In the past few years, two types of social engineering attacks (CEO Fraud and Payment Diversion) have been causing concerns among corporations, banking and governmental agencies. In August 2016, Leoni AG, one of the world’s leading wire and cable manufacturers was swindled to the tune of EU40m by a social engineer using nothing but email, the company’s stock dropped by almost 7%.
How could this have happened, an investigation spanning a two weeks period by law enforcement revealed that a young woman working in the finance department of Leoni’s factory in Bristrita, Romania, received an email, seemingly from senior German executives. She believed the email to be a genuine request for a transfer EU40m out of the company’s bank account. Accordingly to unconfirmed reports, the money was switched into accounts in Czech Republic.
This case of CEO fraud, also known as fake president fraud, reveals the problem and challenges facing companies when it comes to social engineering attack. Unlike conventional hacking attacks, criminals don’t rely upon malicious software to infect computer networks. This makes conventional protection, like firewalls and anti-virus software ineffective. The social engineer’s target is the human operating system. In order to proffer effective solution to the menace of this, one must take a closer look at their methods.
At the heart of every social engineering attach lies the exploitation of positive human properties, like kindness and trust to bypass the human firewall.

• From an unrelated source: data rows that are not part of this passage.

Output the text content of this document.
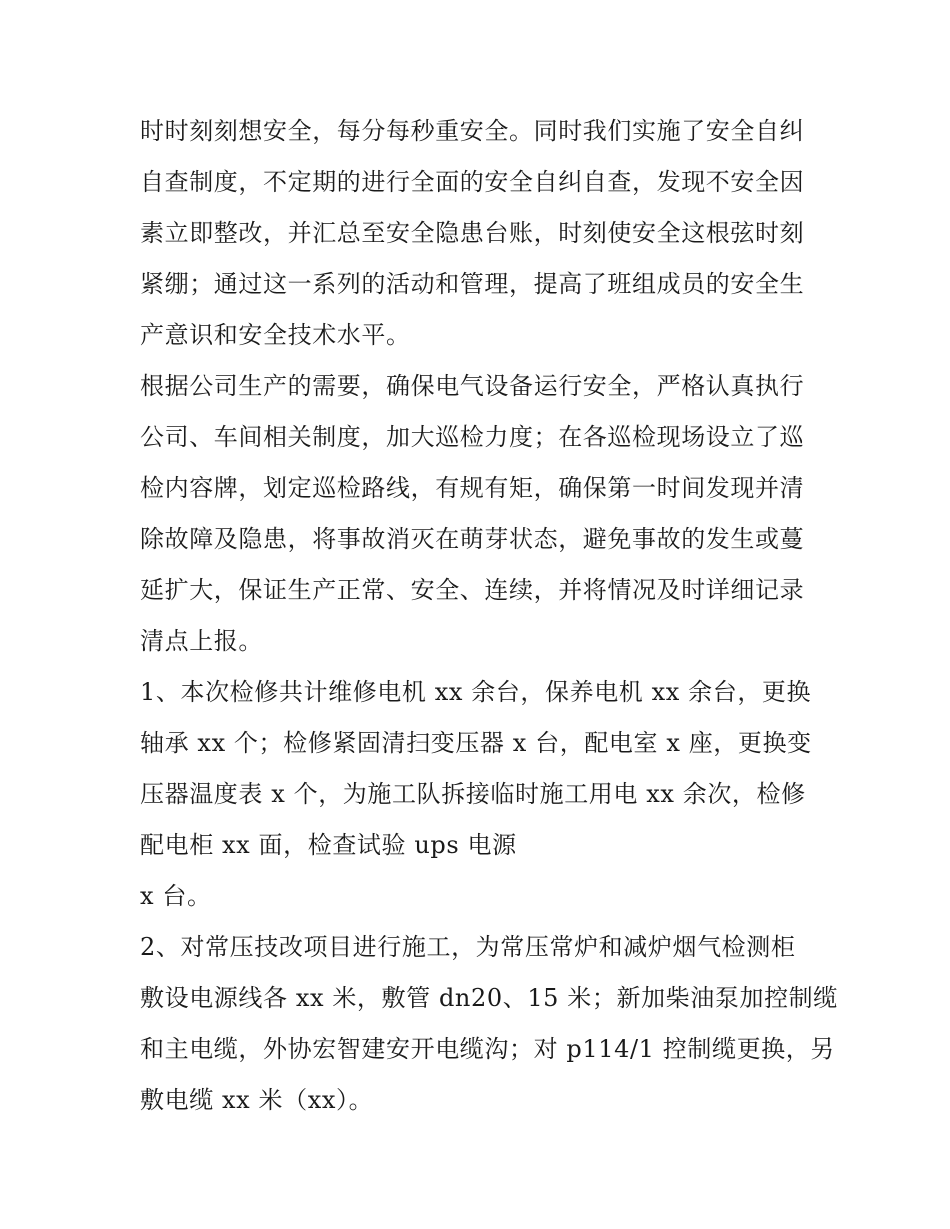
时时刻刻想安全，每分每秒重安全。同时我们实施了安全自纠
自查制度，不定期的进行全面的安全自纠自查，发现不安全因
素立即整改，并汇总至安全隐患台账，时刻使安全这根弦时刻
紧绷；通过这一系列的活动和管理，提高了班组成员的安全生
产意识和安全技术水平。
根据公司生产的需要，确保电气设备运行安全，严格认真执行
公司、车间相关制度，加大巡检力度；在各巡检现场设立了巡
检内容牌，划定巡检路线，有规有矩，确保第一时间发现并清
除故障及隐患，将事故消灭在萌芽状态，避免事故的发生或蔓
延扩大，保证生产正常、安全、连续，并将情况及时详细记录
清点上报。
1、本次检修共计维修电机 xx 余台，保养电机 xx 余台，更换
轴承 xx 个；检修紧固清扫变压器 x 台，配电室 x 座，更换变
压器温度表 x 个，为施工队拆接临时施工用电 xx 余次，检修
配电柜 xx 面，检查试验 ups 电源
x 台。
2、对常压技改项目进行施工，为常压常炉和减炉烟气检测柜
敷设电源线各 xx 米，敷管 dn20、15 米；新加柴油泵加控制缆
和主电缆，外协宏智建安开电缆沟；对 p114/1 控制缆更换，另
敷电缆 xx 米（xx）。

Employees are tricked into doing what the attacker asked of them either by conscious or subconscious manipulation. They set up a successful play, as the main phase of an attack is called, in the case of CEO fraud, social engineers count on the willingness of people to comply when a request comes from figure of authority.

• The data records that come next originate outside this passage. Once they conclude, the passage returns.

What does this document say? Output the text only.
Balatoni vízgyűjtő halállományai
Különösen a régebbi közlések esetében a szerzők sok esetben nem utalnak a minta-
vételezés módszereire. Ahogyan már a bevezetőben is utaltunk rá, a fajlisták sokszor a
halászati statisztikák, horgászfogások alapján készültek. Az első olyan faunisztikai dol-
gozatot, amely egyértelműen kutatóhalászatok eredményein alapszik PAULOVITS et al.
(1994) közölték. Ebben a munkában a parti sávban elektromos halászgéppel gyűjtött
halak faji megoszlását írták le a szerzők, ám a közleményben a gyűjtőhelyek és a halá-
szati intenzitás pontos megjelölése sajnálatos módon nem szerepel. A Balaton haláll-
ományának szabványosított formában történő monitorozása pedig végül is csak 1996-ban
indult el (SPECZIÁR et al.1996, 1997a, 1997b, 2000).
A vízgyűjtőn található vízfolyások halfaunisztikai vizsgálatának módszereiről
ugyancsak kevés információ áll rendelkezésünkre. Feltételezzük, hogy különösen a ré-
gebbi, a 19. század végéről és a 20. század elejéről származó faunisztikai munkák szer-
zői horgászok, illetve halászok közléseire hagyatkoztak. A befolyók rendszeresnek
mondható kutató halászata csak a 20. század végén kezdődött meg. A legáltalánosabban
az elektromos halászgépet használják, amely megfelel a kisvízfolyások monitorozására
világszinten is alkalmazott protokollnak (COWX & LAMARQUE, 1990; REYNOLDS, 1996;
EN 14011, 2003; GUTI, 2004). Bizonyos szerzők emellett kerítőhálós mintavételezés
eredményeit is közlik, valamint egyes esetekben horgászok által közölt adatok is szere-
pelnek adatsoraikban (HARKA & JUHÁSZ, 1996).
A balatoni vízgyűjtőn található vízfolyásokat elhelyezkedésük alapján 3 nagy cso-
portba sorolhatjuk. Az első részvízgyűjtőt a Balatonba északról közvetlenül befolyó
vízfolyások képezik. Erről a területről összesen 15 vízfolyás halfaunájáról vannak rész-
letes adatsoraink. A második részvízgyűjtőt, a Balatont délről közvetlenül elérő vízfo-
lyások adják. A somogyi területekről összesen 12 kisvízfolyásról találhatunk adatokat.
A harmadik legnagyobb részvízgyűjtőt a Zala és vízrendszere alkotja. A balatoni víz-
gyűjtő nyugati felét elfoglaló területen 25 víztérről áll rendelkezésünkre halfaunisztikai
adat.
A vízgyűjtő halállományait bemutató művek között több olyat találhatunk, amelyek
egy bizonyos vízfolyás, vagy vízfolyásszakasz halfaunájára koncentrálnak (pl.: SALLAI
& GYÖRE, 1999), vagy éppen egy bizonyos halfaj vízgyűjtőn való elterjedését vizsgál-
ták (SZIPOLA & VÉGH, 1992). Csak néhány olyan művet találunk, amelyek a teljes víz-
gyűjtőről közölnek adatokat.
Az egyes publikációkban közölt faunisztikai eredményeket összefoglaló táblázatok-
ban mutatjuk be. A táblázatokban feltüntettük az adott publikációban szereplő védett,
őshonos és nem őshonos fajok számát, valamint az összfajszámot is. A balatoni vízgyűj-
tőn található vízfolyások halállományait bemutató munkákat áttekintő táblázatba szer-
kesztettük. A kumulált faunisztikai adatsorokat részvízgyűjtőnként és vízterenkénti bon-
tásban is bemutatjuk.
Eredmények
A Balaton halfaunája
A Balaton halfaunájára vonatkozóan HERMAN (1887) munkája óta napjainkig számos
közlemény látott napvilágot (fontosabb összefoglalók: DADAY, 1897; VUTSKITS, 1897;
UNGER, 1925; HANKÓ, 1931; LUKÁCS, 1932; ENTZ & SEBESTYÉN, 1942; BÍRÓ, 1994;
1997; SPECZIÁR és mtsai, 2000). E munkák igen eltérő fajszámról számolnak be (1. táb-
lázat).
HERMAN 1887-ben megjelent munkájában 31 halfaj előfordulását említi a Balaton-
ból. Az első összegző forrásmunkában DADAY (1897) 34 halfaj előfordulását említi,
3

CEO fraud: likely scenario; an employee in the finance department of a company receives a phone call from a certain man introducing himself as a lawyer or perhaps the company secretary and is asking about a certain transfer on behalf of the CEO. The employee replies that he was not aware of any transfer and decided to stay action for the time being pending confirmation. Later he receives an email, supposedly written by the CEO himself; it informs the employee that a certain amount of funds needed to be to be used for a strategic acquisition have to be transferred and that he was specifically chosen to do it based on his past performance and discretion and that wire transfer instruction would be given to him by the lawyer. Over the coming days, the employee’s correspondence with the lawyer and the CEO intensifies. He is told not to talk to anyone one about the acquisition and was made to sign a non-disclosure document and finally receives the transfer instructions, a bank account and the sum required for transfer.
After the transfer, the communication suddenly ends. The employee doesn’t get any more emails or phone calls from either of the parties involved. At this moment, it might dawn on him that he was tricked, that he wasn’t actually communicating with the CEO, or even a real lawyer, in a panic, he decides to ignore the NDA (non-disclosure agreement) and talks to his supervisor. The money main while has been withdrawn by the attackers.as we see, an attack like this does not require does not require sophisticated technological savvy, but a deep understanding of the human psyche. Every successful social engineer does a great amount of research before starting an attack.
Payment diversion: Payment diversion frauds are a lot simpler, but just as efficient. Criminals do not pose as head of companies, but as contractors awaiting payment by the target company. They send emails to the responsible employees, letting them know that there is a new bank account to which all future payments have to be transferred. This interaction is impersonal and doesn’t require any knowledge of human psychology and behavior.
Prevention strategies: information on security awareness is the most effective way to do this. Employees have to know how cybercriminals work, how they manipulate their victims and how to develop a strong and skeptical attitude towards unusual requests. They need to understand that they are responsible for safety of confidential information and for their behavior inside the digital sphere, not the IT department, not firewalls or antivirus software.
Preventive action becomes paramount, a thorough analysis and improved payment processes and the handling in changes in bank account details cannot be over emphasized. There is need for adequate and sustained training at all levels of responsibilities in the organization at all times.